Vorlag gave them the only name it had for these mysterious, silent entities.
"They are designated in the oldest Precursor texts as 'The Watchers,'" it said.
The discovery was a huge one. They were not alone in their power. But it also raised a terrifying new question. If these Watchers were so powerful, and they had been around for so long, did they know about the harvest? And if they did… why hadn't they done anything about it?
Seraphina, with her natural, deep connection to the living universe, was the best person to help Ryan understand these new senses. She could feel the different "flavors" of the Watchers in a way that he was still learning to.
They would spend long hours together on the observation deck, their minds lightly linked. It wasn't a deep, intimate connection like the one he had with Scarlett. It was more like two musicians listening to the same complex piece of music and comparing notes.
"That one," she would whisper, her eyes closed in concentration as Ryan focused on a new energy signature. "That one feels… sad. Like a long, slow song of forgotten things."
"And that one?" he'd ask, shifting his focus.
"That one feels… hungry," she'd reply with a small shiver. "Not in a bad way. Just… curious. It wants to know things. It's a song of endless questions."
In these quiet, peaceful moments, their bond deepened. Seraphina found a new purpose. She was not just his lover, a diplomat, or a healer. She was becoming his high priestess, the one who helped him interpret the sacred whispers of the universe. Her love for him was becoming a part of his new, divine duty. It was a shared spirituality, a quiet and beautiful partnership.
But their peaceful exploration couldn't last forever. The question of what to do about the Watchers was too big to ignore. They were powerful potential allies, or powerful potential enemies.
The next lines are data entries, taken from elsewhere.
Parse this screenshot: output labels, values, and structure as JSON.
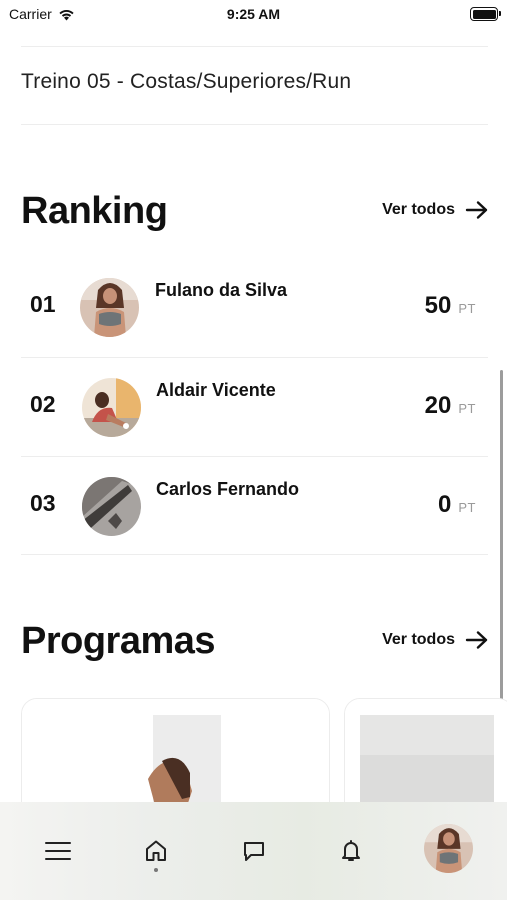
{
  "status_bar": {
    "carrier": "Carrier",
    "time": "9:25 AM"
  },
  "workout": {
    "title": "Treino 05 - Costas/Superiores/Run"
  },
  "ranking": {
    "title": "Ranking",
    "see_all": "Ver todos",
    "rows": [
      {
        "position": "01",
        "name": "Fulano da Silva",
        "score": "50",
        "unit": "PT"
      },
      {
        "position": "02",
        "name": "Aldair Vicente",
        "score": "20",
        "unit": "PT"
      },
      {
        "position": "03",
        "name": "Carlos Fernando",
        "score": "0",
        "unit": "PT"
      }
    ]
  },
  "programs": {
    "title": "Programas",
    "see_all": "Ver todos"
  },
  "bottom_nav": {
    "active": "home",
    "items": [
      "menu-icon",
      "home-icon",
      "chat-icon",
      "bell-icon",
      "profile-avatar"
    ]
  },
  "colors": {
    "text": "#111111",
    "muted": "#9a9a9a",
    "divider": "#ededed"
  }
}
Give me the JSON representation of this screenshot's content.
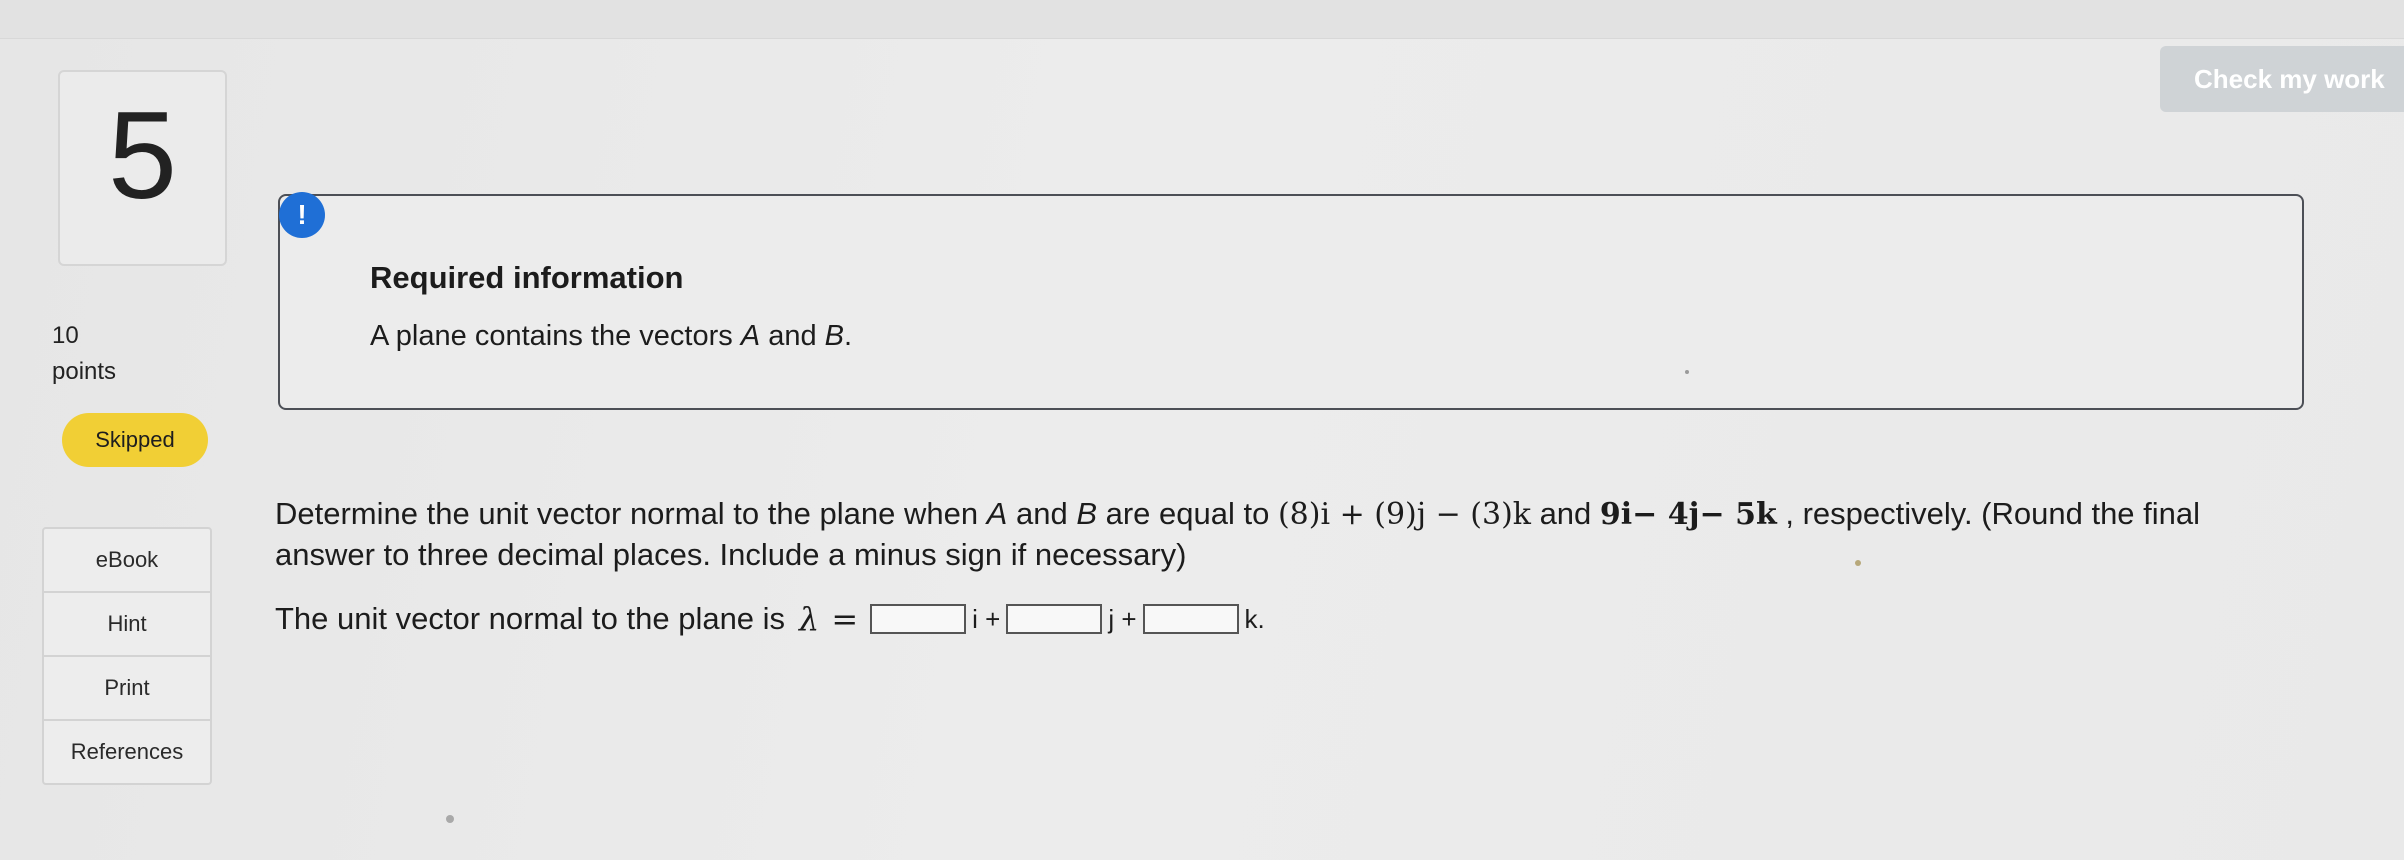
{
  "question": {
    "number": "5",
    "points_value": "10",
    "points_label": "points",
    "status": "Skipped"
  },
  "resources": [
    {
      "label": "eBook"
    },
    {
      "label": "Hint"
    },
    {
      "label": "Print"
    },
    {
      "label": "References"
    }
  ],
  "toolbar": {
    "check_label": "Check my work"
  },
  "info": {
    "icon_text": "!",
    "title": "Required information",
    "text_prefix": "A plane contains the vectors ",
    "vec_a": "A",
    "text_mid": " and ",
    "vec_b": "B",
    "text_suffix": "."
  },
  "problem": {
    "p1": "Determine the unit vector normal to the plane when ",
    "a": "A",
    "p2": " and ",
    "b": "B",
    "p3": " are equal to ",
    "expr_a": "(8)i + (9)j − (3)k",
    "p4": " and ",
    "expr_b": "9i− 4j− 5k",
    "p5": " , respectively. (Round the final answer to three decimal places. Include a minus sign if necessary)"
  },
  "answer": {
    "lead": "The unit vector normal to the plane is",
    "symbol": "λ",
    "equals": "=",
    "i_value": "",
    "i_unit": "i +",
    "j_value": "",
    "j_unit": "j +",
    "k_value": "",
    "k_unit": "k."
  },
  "colors": {
    "accent_blue": "#1f6fd6",
    "skipped_yellow": "#f1cf35",
    "check_button": "#cfd3d6"
  }
}
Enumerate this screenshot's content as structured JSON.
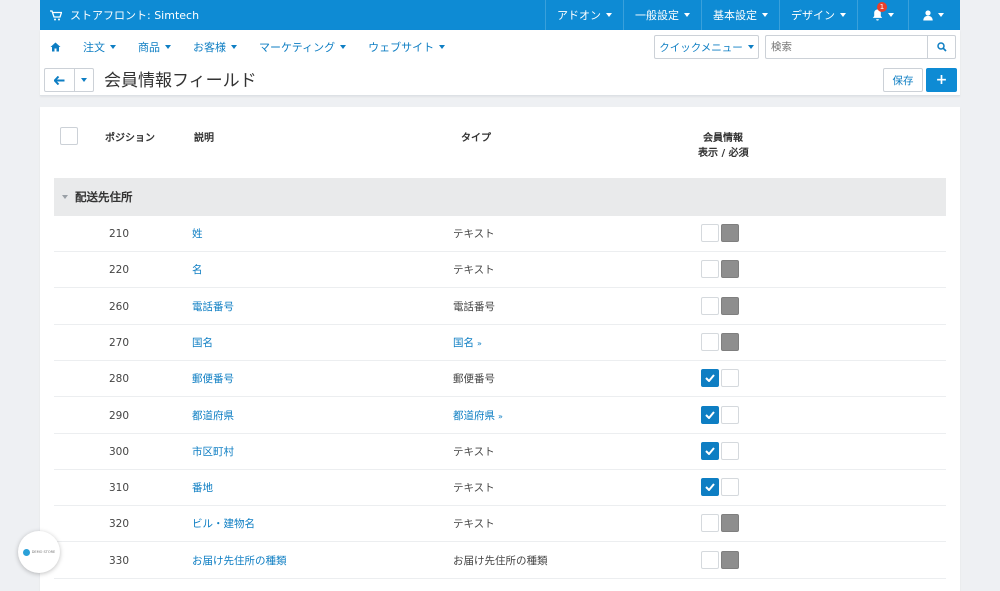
{
  "topbar": {
    "store_label": "ストアフロント: Simtech",
    "menus": [
      "アドオン",
      "一般設定",
      "基本設定",
      "デザイン"
    ],
    "notification_count": "1"
  },
  "nav": {
    "items": [
      "注文",
      "商品",
      "お客様",
      "マーケティング",
      "ウェブサイト"
    ],
    "quick_menu": "クイックメニュー",
    "search_placeholder": "検索"
  },
  "page": {
    "title": "会員情報フィールド",
    "save_label": "保存"
  },
  "table": {
    "headers": {
      "position": "ポジション",
      "description": "説明",
      "type": "タイプ",
      "profile_line1": "会員情報",
      "profile_line2": "表示 / 必須"
    },
    "group_title": "配送先住所",
    "rows": [
      {
        "position": "210",
        "description": "姓",
        "type": "テキスト",
        "type_link": false,
        "show": false,
        "required_disabled": true
      },
      {
        "position": "220",
        "description": "名",
        "type": "テキスト",
        "type_link": false,
        "show": false,
        "required_disabled": true
      },
      {
        "position": "260",
        "description": "電話番号",
        "type": "電話番号",
        "type_link": false,
        "show": false,
        "required_disabled": true
      },
      {
        "position": "270",
        "description": "国名",
        "type": "国名",
        "type_link": true,
        "show": false,
        "required_disabled": true
      },
      {
        "position": "280",
        "description": "郵便番号",
        "type": "郵便番号",
        "type_link": false,
        "show": true,
        "required_disabled": false
      },
      {
        "position": "290",
        "description": "都道府県",
        "type": "都道府県",
        "type_link": true,
        "show": true,
        "required_disabled": false
      },
      {
        "position": "300",
        "description": "市区町村",
        "type": "テキスト",
        "type_link": false,
        "show": true,
        "required_disabled": false
      },
      {
        "position": "310",
        "description": "番地",
        "type": "テキスト",
        "type_link": false,
        "show": true,
        "required_disabled": false
      },
      {
        "position": "320",
        "description": "ビル・建物名",
        "type": "テキスト",
        "type_link": false,
        "show": false,
        "required_disabled": true
      },
      {
        "position": "330",
        "description": "お届け先住所の種類",
        "type": "お届け先住所の種類",
        "type_link": false,
        "show": false,
        "required_disabled": true
      }
    ]
  },
  "demo_badge": {
    "text": "DEMO STORE"
  },
  "colors": {
    "accent": "#0e8bd4",
    "link": "#0e7ec3",
    "group_bg": "#e9eaeb",
    "disabled_box": "#8e8e8e"
  }
}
They had to know more.
"I have to try and talk to one of them," Ryan said one day, his mind made up.
"Is that wise?" Emma asked, her strategic mind seeing a thousand ways this could go wrong. "They've been silent for millions of years. Maybe there's a reason for that. Maybe they don't like being disturbed."
"Maybe," Ryan replied. "But with a universal harvest party about to start, I think it's time to break the ice."
He chose the one that felt the least hungry and the least sad. It was a Watcher that felt… neutral. Its song was a perfect, clean, mathematical harmony. It felt like a being of pure, dispassionate thought.
Ryan sat down, closed his eyes, and focused all of his mental energy on that one, single point of light in the cosmic song. He reached out with his mind, not with a demand, but with a simple, polite, conceptual knock on the door.
Hello? he projected. My name is Ryan. I'm new here. I was wondering if we could talk.
The response was instant. And it was violent.
He didn't get a message back. He got a feeling. It was the feeling of a giant, cosmic hand slapping his own hand away. It was a powerful, absolute, and very clear rejection.
He was thrown back into his own mind, stumbling out of his meditative state with a sharp gasp. His head was pounding.
But the Watcher had sent something back with the psychic slap. It was a single, powerful thought, a clear and undeniable warning that was now burned into his brain.
The thought said:
"The game has rules. Do not address the players directly."
Ryan sat there, stunned and rubbing his aching head.
A game? Players? What did that mean?
He looked at the worried faces of his friends around him, and a new, chilling realization began to dawn.
The Watchers were not just observers on the sidelines, watching the history of the universe unfold.
They were players in a game whose rules he did not understand. And he had just broken one of them.